ArcGIS software (v. 9.3) produced by Environmental Systems Research Institute (ESRI) was used to store and manipulate georeferenced data for mapping, image processing, data management, and hotspot analysis.
The rule-based Expert Systems (ES) were implemented within the GIS via ModelBuilder, a modular and intuitive Graphical User Interface (GUI) of ArcGIS software. The Diagnosis ES was developed in three steps. The first step was to acquire knowledge
about goose biology through a literature search and discussions with human experts. The second step was to formalize the knowledge acquired in step 1 in the form of logical sentences (IF-THEN statements) representing the goose invasion diagnosis rules. Finally, in the third step, the rules were translated into decision trees. The Prescription ES was developed by following the same steps as in the development of the Diagnosis ES, the major difference being that, in this case, knowledge was acquired relative to goose control strategies rather than overpopulation causes; and additionally, knowledge was formalized based on the Diagnosis and on other local factors.
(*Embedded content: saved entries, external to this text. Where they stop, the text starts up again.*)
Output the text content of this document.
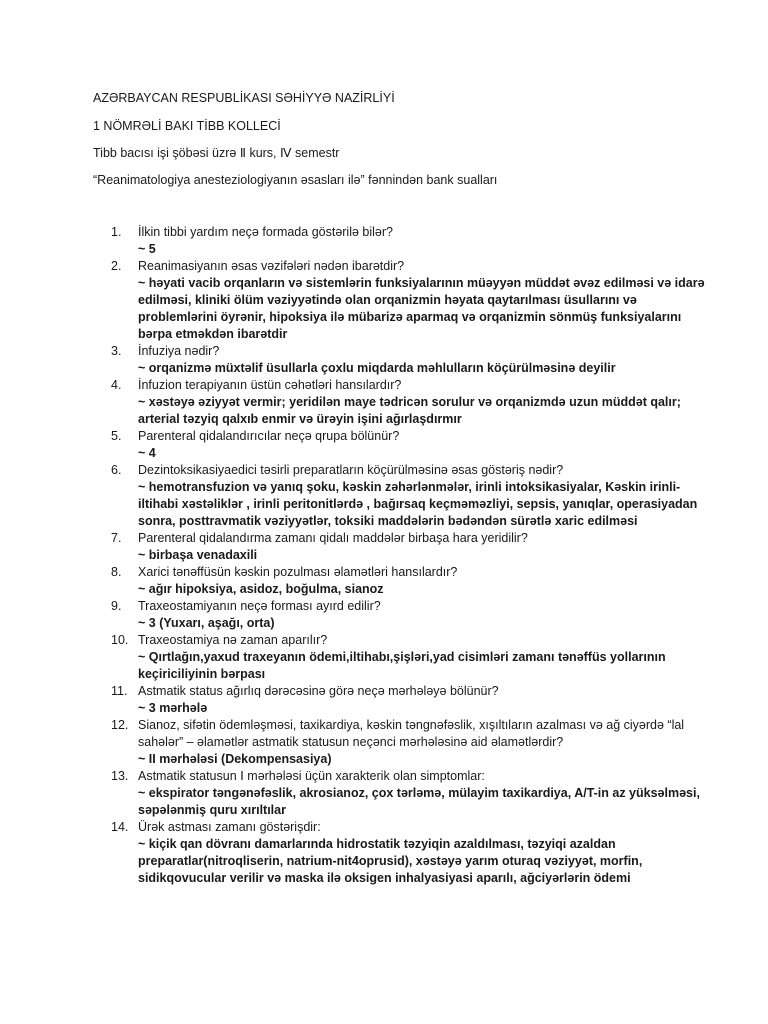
AZƏRBAYCAN RESPUBLİKASI SƏHİYYƏ NAZİRLİYİ
1 NÖMRƏLİ BAKI TİBB KOLLECİ
Tibb bacısı işi şöbəsi üzrə Ⅱ kurs, Ⅳ semestr
“Reanimatologiya anesteziologiyanın əsasları ilə” fənnindən bank sualları
1.	İlkin tibbi yardım neçə formada göstərilə bilər?
~ 5
2.	Reanimasiyanın əsas vəzifələri nədən ibarətdir?
~ həyati vacib orqanların və sistemlərin funksiyalarının müəyyən müddət əvəz edilməsi və idarə edilməsi, kliniki ölüm vəziyyətində olan orqanizmin həyata qaytarılması üsullarını və problemlərini öyrənir, hipoksiya ilə mübarizə aparmaq və orqanizmin sönmüş funksiyalarını bərpa etməkdən ibarətdir
3.	İnfuziya nədir?
~ orqanizmə müxtəlif üsullarla çoxlu miqdarda məhlulların köçürülməsinə deyilir
4.	İnfuzion terapiyanın üstün cəhətləri hansılardır?
~ xəstəyə əziyyət vermir; yeridilən maye tədricən sorulur və orqanizmdə uzun müddət qalır; arterial təzyiq qalxıb enmir və ürəyin işini ağırlaşdırmır
5.	Parenteral qidalandırıcılar neçə qrupa bölünür?
~ 4
6.	Dezintoksikasiyaedici təsirli preparatların köçürülməsinə əsas göstəriş nədir?
~ hemotransfuzion və yanıq şoku, kəskin zəhərlənmələr, irinli intoksikasiyalar, Kəskin irinli-iltihabi xəstəliklər , irinli peritonitlərdə , bağırsaq keçməməzliyi, sepsis, yanıqlar, operasiyadan sonra, posttravmatik vəziyyətlər, toksiki maddələrin bədəndən sürətlə xaric edilməsi
7.	Parenteral qidalandırma zamanı qidalı maddələr birbaşa hara yeridilir?
~ birbaşa venadaxili
8.	Xarici tənəffüsün kəskin pozulması əlamətləri hansılardır?
~ ağır hipoksiya, asidoz, boğulma, sianoz
9.	Traxeostamiyanın neçə forması ayırd edilir?
~ 3 (Yuxarı, aşağı, orta)
10. Traxeostamiya nə zaman aparılır?
~ Qırtlağın,yaxud traxeyanın ödemi,iltihabı,şişləri,yad cisimləri zamanı tənəffüs yollarının keçiriciliyinin bərpası
11. Astmatik status ağırlıq dərəcəsinə görə neçə mərhələyə bölünür?
~ 3 mərhələ
12. Sianoz, sifətin ödemləşməsi, taxikardiya, kəskin təngnəfəslik, xışıltıların azalması və ağ ciyərdə “lal sahələr” – əlamətlər astmatik statusun neçənci mərhələsinə aid əlamətlərdir?
~ II mərhələsi (Dekompensasiya)
13. Astmatik statusun Ⅰ mərhələsi üçün xarakterik olan simptomlar:
~ ekspirator təngənəfəslik, akrosianoz, çox tərləmə, mülayim taxikardiya, A/T-in az yüksəlməsi, səpələnmiş quru xırıltılar
14. Ürək astması zamanı göstərişdir:
~ kiçik qan dövranı damarlarında hidrostatik təzyiqin azaldılması, təzyiqi azaldan preparatlar(nitroqliserin, natrium-nit4oprusid), xəstəyə yarım oturaq vəziyyət, morfin, sidikqovucular verilir və maska ilə oksigen inhalyasiyasi aparılı, ağciyərlərin ödemi
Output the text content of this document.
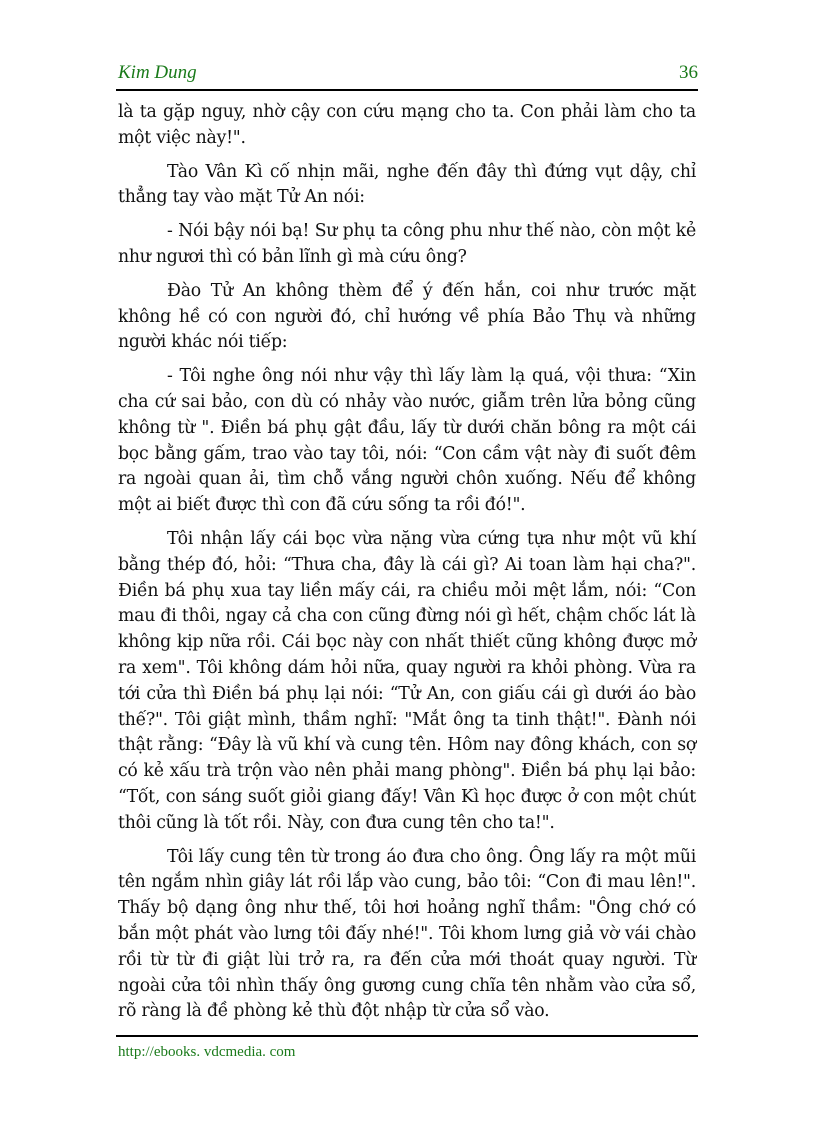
Kim Dung	36

là ta gặp nguy, nhờ cậy con cứu mạng cho ta. Con phải làm cho ta một việc này!".

Tào Vân Kì cố nhịn mãi, nghe đến đây thì đứng vụt dậy, chỉ thẳng tay vào mặt Tử An nói:

- Nói bậy nói bạ! Sư phụ ta công phu như thế nào, còn một kẻ như ngươi thì có bản lĩnh gì mà cứu ông?

Đào Tử An không thèm để ý đến hắn, coi như trước mặt không hề có con người đó, chỉ hướng về phía Bảo Thụ và những người khác nói tiếp:

- Tôi nghe ông nói như vậy thì lấy làm lạ quá, vội thưa: “Xin cha cứ sai bảo, con dù có nhảy vào nước, giẫm trên lửa bỏng cũng không từ ". Điền bá phụ gật đầu, lấy từ dưới chăn bông ra một cái bọc bằng gấm, trao vào tay tôi, nói: “Con cầm vật này đi suốt đêm ra ngoài quan ải, tìm chỗ vắng người chôn xuống. Nếu để không một ai biết được thì con đã cứu sống ta rồi đó!".

Tôi nhận lấy cái bọc vừa nặng vừa cứng tựa như một vũ khí bằng thép đó, hỏi: “Thưa cha, đây là cái gì? Ai toan làm hại cha?". Điền bá phụ xua tay liền mấy cái, ra chiều mỏi mệt lắm, nói: “Con mau đi thôi, ngay cả cha con cũng đừng nói gì hết, chậm chốc lát là không kịp nữa rồi. Cái bọc này con nhất thiết cũng không được mở ra xem". Tôi không dám hỏi nữa, quay người ra khỏi phòng. Vừa ra tới cửa thì Điền bá phụ lại nói: “Tử An, con giấu cái gì dưới áo bào thế?". Tôi giật mình, thầm nghĩ: "Mắt ông ta tinh thật!". Đành nói thật rằng: “Đây là vũ khí và cung tên. Hôm nay đông khách, con sợ có kẻ xấu trà trộn vào nên phải mang phòng". Điền bá phụ lại bảo: “Tốt, con sáng suốt giỏi giang đấy! Vân Kì học được ở con một chút thôi cũng là tốt rồi. Này, con đưa cung tên cho ta!".

Tôi lấy cung tên từ trong áo đưa cho ông. Ông lấy ra một mũi tên ngắm nhìn giây lát rồi lắp vào cung, bảo tôi: “Con đi mau lên!". Thấy bộ dạng ông như thế, tôi hơi hoảng nghĩ thầm: "Ông chớ có bắn một phát vào lưng tôi đấy nhé!". Tôi khom lưng giả vờ vái chào rồi từ từ đi giật lùi trở ra, ra đến cửa mới thoát quay người. Từ ngoài cửa tôi nhìn thấy ông gương cung chĩa tên nhằm vào cửa sổ, rõ ràng là đề phòng kẻ thù đột nhập từ cửa sổ vào.

http://ebooks. vdcmedia. com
Results of the DSS application indicate that high accessibility to food and water resources is the most likely cause of the congregation of geese in the critical areas identified by the model. Other causes include high accessibility to breeding and nesting habitats, and supplementary, artificial food provided by people in urban areas. The DSS prescribed the application of chemical repellents at feeding sites as a goose control strategy (GCS) to reduce the quality of the food resources consumed by resident Canada geese, and therefore the densities of geese in the infested locations. Two other prescribed GCSs are egg destruction and harvest of breeding adult geese, both of which have direct impacts on the goose populations by reducing their densities at hotspots or slowing down their increase. Enclosing small wetlands with fencing and banning the feeding of geese in urban areas are other GCSs recommended by the ES. Model simulations predicted that these strategies would reduce goose densities at hotspots by over 90%. It is suggested that further research is needed to investigate the use of similar systems for the management of other invasive bioagents in ecologically similar environments.